Hands-on: Apply a Case to a Tool You Use
Pick one of the six cases. Now pick an AI tool you use — Grammarly, GitHub Copilot, Notion AI, Midjourney, ChatGPT, an AI tutor app. In a chatbot, ask:
"I'm analyzing whether a tool similar to [TOOL] could exhibit the same kind of bias as the [CASE NAME] case. Walk through the parallels and differences, and identify three specific tests I could run to check."

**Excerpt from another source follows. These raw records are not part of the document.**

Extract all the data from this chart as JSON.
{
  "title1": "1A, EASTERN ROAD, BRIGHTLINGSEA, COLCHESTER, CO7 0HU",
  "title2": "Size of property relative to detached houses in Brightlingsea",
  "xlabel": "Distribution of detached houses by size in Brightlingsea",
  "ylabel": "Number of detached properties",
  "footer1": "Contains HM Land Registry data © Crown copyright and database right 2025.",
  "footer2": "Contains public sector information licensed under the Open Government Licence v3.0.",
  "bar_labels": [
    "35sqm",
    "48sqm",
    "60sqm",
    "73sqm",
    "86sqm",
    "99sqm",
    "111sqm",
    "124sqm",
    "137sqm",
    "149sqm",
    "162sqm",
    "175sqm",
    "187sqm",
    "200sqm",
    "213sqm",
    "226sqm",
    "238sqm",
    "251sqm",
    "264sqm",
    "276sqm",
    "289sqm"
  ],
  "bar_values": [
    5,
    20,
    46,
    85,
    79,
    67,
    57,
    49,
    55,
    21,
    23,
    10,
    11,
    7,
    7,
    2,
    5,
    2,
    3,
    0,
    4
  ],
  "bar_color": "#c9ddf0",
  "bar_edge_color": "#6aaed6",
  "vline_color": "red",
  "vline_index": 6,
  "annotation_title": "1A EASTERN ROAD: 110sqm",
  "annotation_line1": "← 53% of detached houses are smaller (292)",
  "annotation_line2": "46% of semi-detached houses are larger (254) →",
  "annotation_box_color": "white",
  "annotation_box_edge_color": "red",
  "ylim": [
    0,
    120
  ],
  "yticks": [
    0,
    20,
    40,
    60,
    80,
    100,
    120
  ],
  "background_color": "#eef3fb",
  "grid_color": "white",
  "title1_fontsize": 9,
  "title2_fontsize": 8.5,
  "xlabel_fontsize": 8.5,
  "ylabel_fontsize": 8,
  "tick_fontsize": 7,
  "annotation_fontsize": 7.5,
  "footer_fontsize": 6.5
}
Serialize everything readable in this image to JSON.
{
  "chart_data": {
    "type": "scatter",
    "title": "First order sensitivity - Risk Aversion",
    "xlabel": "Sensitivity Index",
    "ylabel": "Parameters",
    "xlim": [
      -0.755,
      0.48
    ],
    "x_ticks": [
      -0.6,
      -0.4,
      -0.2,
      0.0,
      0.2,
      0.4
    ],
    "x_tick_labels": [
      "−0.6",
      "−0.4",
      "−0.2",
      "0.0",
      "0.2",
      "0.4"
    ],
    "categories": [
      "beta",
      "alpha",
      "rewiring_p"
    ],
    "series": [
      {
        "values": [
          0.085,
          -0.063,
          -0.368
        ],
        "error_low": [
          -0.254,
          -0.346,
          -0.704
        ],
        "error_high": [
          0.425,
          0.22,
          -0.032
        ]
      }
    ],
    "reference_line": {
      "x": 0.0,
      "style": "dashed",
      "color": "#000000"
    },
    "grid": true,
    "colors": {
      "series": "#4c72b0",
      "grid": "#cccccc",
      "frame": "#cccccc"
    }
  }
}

Run the suggested tests. Document your findings. You now have something concrete for your portfolio.
Key Takeaways
- Six landmark cases cover the most important fairness lessons: Amazon hiring, COMPAS, Gender Shades, Apple Card, healthcare risk, image generators.
- Five recurring patterns: historical data, proxy variables, aggregate accuracy hides subgroups, missing transparency, missing diversity.
- "Just remove the protected attribute" almost never solves bias — proxies show up.
- Disaggregated evaluation (testing per subgroup) is the single most important technique.
- Knowing these cases by name dramatically improves how you talk about AI ethics professionally.